Question

Write the point-slope form of the line that passes through (1, -5) and is perpendicular to a line with a slope of 1. Include all of your work in your final answer. Type your answer in the box provided or use the upload option to submit your solution.

Answer 1

The point-slope form of the line that is perpendicular to a line with a slope of 1 and passes through the point (1, -5) is y + 5 = -1(x - 1).

Step-by-step explanation:

To write the point-slope form of the line that passes through the point (1, -5) and is perpendicular to a line with a slope of 1, we first need to determine the slope of the perpendicular line. Since the given slope is 1, the slope of the line perpendicular to it will be the negative reciprocal. Therefore, our slope is -1.

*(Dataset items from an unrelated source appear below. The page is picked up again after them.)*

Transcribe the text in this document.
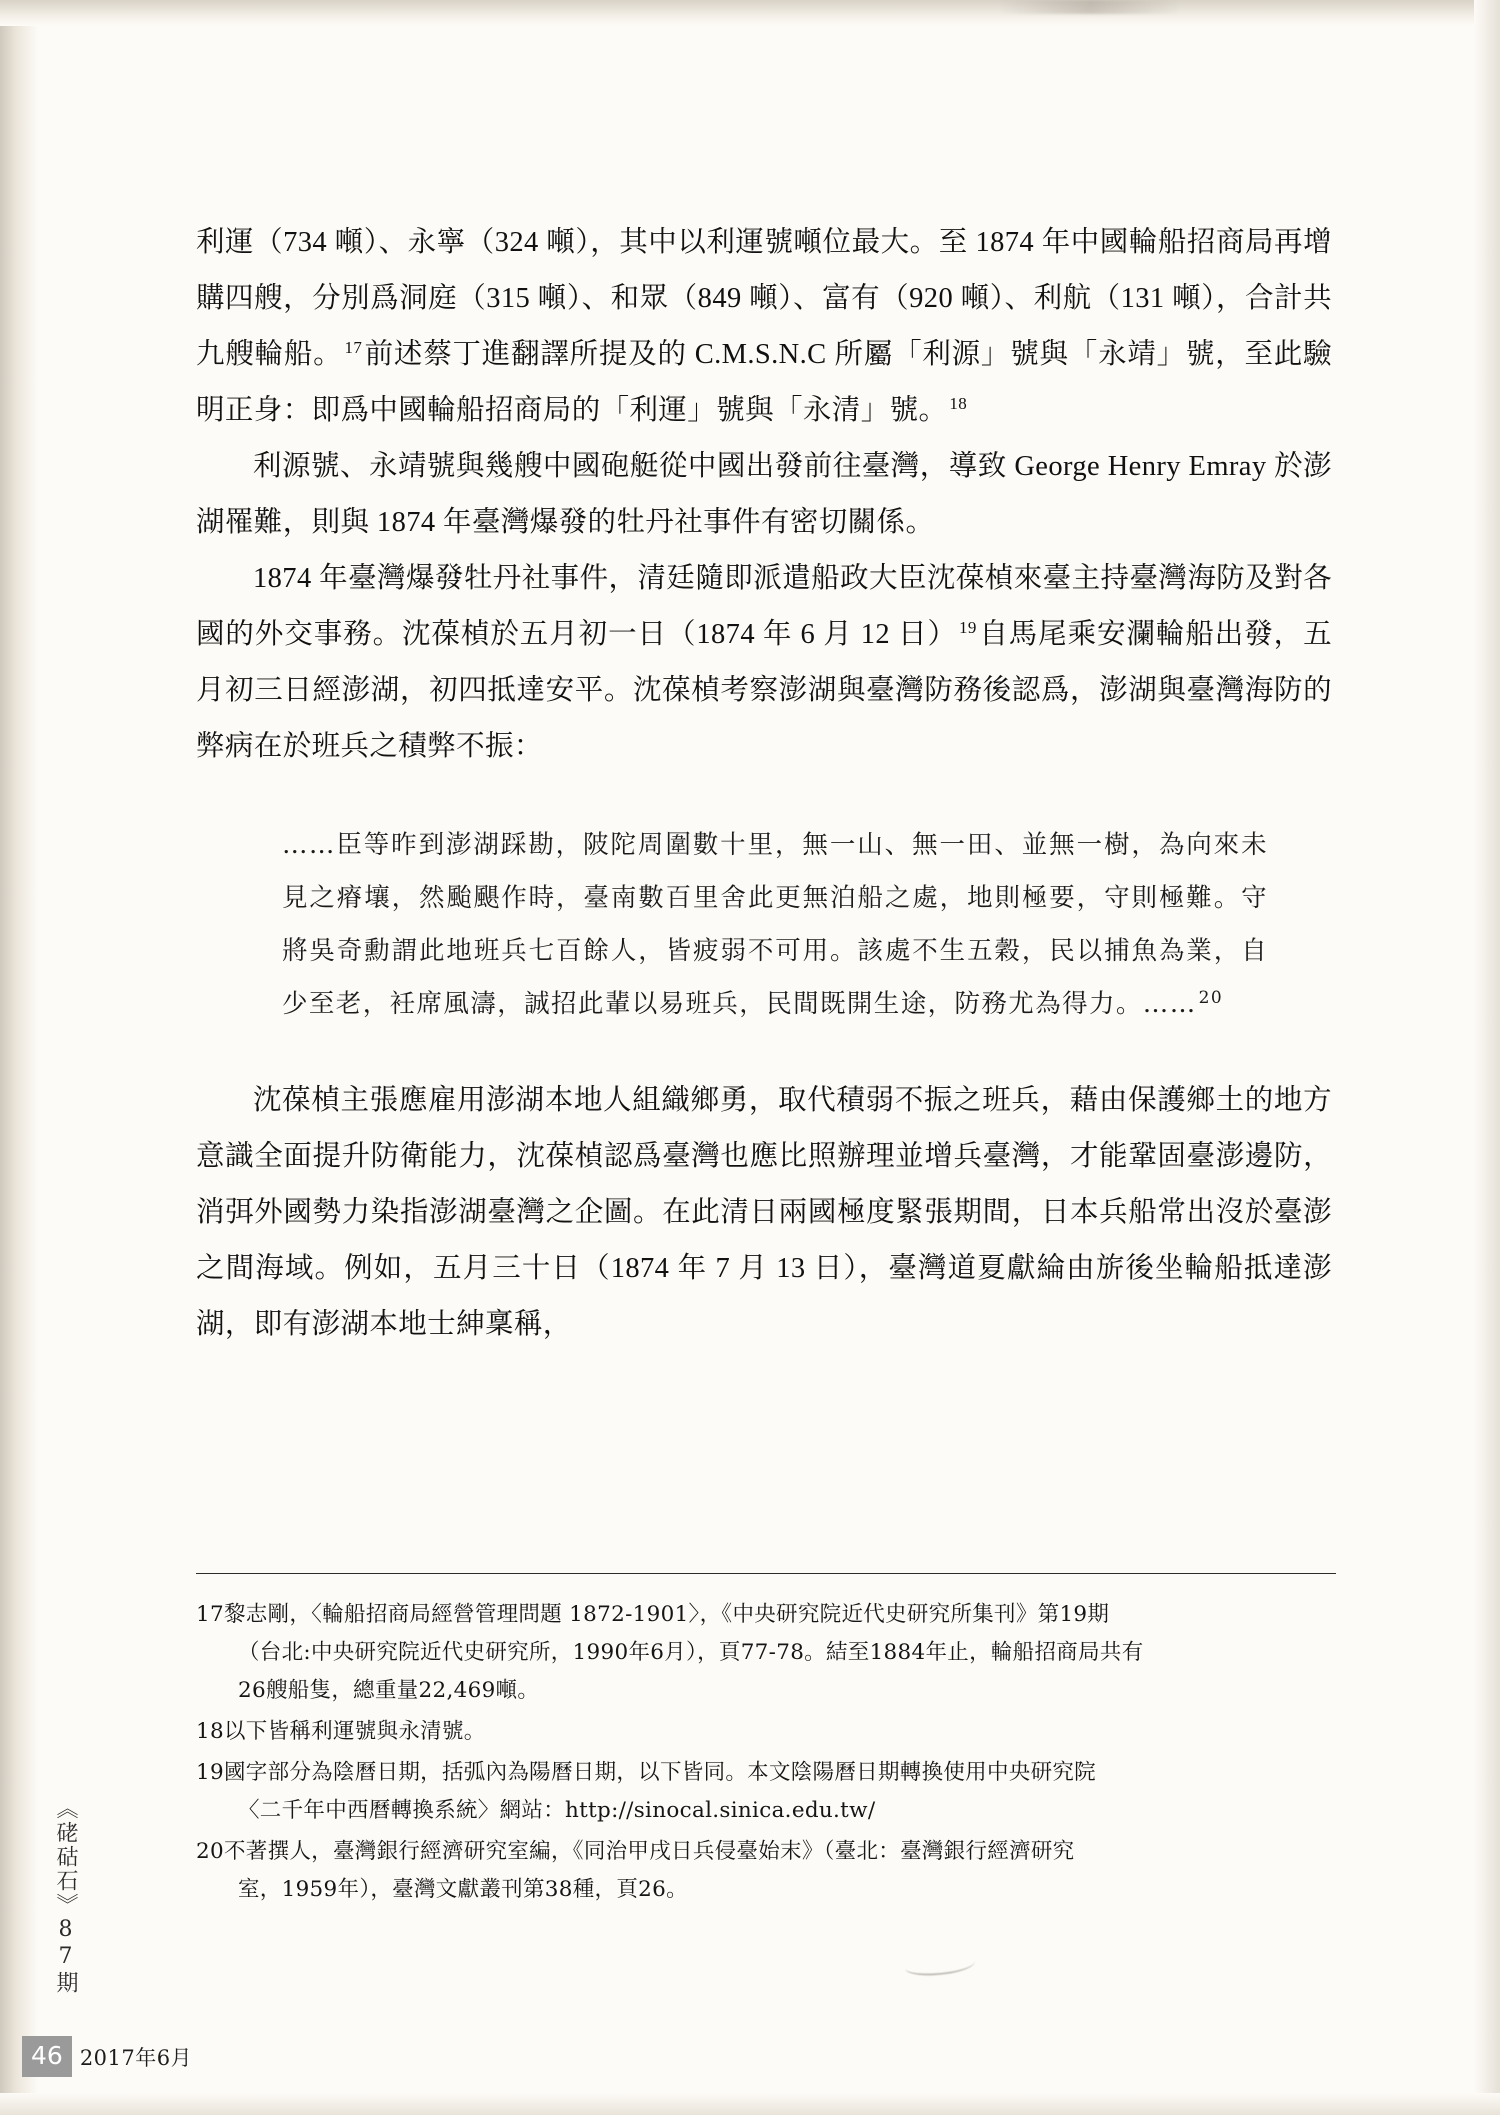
利運（734 噸）、永寧（324 噸），其中以利運號噸位最大。至 1874 年中國輪船招商局再增購四艘，分別爲洞庭（315 噸）、和眾（849 噸）、富有（920 噸）、利航（131 噸），合計共九艘輪船。 $^{17}$前述蔡丁進翻譯所提及的 C.M.S.N.C 所屬「利源」號與「永靖」號，至此驗明正身：即爲中國輪船招商局的「利運」號與「永清」號。 $^{18}$

利源號、永靖號與幾艘中國砲艇從中國出發前往臺灣，導致 George Henry Emray 於澎湖罹難，則與 1874 年臺灣爆發的牡丹社事件有密切關係。

1874 年臺灣爆發牡丹社事件，清廷隨即派遣船政大臣沈葆楨來臺主持臺灣海防及對各國的外交事務。沈葆楨於五月初一日（1874 年 6 月 12 日） $^{19}$自馬尾乘安瀾輪船出發，五月初三日經澎湖，初四抵達安平。沈葆楨考察澎湖與臺灣防務後認爲，澎湖與臺灣海防的弊病在於班兵之積弊不振：

……臣等昨到澎湖踩勘，陂陀周圍數十里，無一山、無一田、並無一樹，為向來未見之瘠壤，然颱颶作時，臺南數百里舍此更無泊船之處，地則極要，守則極難。守將吳奇勳謂此地班兵七百餘人，皆疲弱不可用。該處不生五穀，民以捕魚為業，自少至老，衽席風濤，誠招此輩以易班兵，民間既開生途，防務尤為得力。…… $^{20}$

沈葆楨主張應雇用澎湖本地人組織鄉勇，取代積弱不振之班兵，藉由保護鄉土的地方意識全面提升防衛能力，沈葆楨認爲臺灣也應比照辦理並增兵臺灣，才能鞏固臺澎邊防，消弭外國勢力染指澎湖臺灣之企圖。在此清日兩國極度緊張期間，日本兵船常出沒於臺澎之間海域。例如，五月三十日（1874 年 7 月 13 日），臺灣道夏獻綸由旂後坐輪船抵達澎湖，即有澎湖本地士紳稟稱，

17黎志剛，〈輪船招商局經營管理問題 1872-1901〉，《中央研究院近代史研究所集刊》第19期
（台北:中央研究院近代史研究所，1990年6月），頁77-78。結至1884年止，輪船招商局共有
26艘船隻，總重量22,469噸。
18以下皆稱利運號與永清號。
19國字部分為陰曆日期，括弧內為陽曆日期，以下皆同。本文陰陽曆日期轉換使用中央研究院
〈二千年中西曆轉換系統〉網站：http://sinocal.sinica.edu.tw/
20不著撰人，臺灣銀行經濟研究室編，《同治甲戌日兵侵臺始末》（臺北：臺灣銀行經濟研究
室，1959年），臺灣文獻叢刊第38種，頁26。
《硓𥑮石》87期
46 2017年6月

The point-slope form equation is:

y - y1 = m(x - x1)

By substituting our known values (x1 = 1, y1 = -5) and the slope (m = -1), the point-slope form of the equation becomes:

y - (-5) = -1(x - 1)

Simplifying the equation, we get:

y + 5 = -1(x - 1)

Answer 2

a perpendicular line will have a negative reciprocal slope. All that means is " flip " the slope and change the sign. So if we have a slope of 1 or 1/1. our perpendicular line needs a slope of -1.

y - y1 = m(x - x1)
slope(m) = -1
(1,-5)...x1 = 1 and y1 = -5
now we sub...pay close attention to ur signs
y - (-5) = -1(x - 1)....not done yet
y + 5 = -1(x - 1)...or it can also be written as : y + 5 = - (x - 1)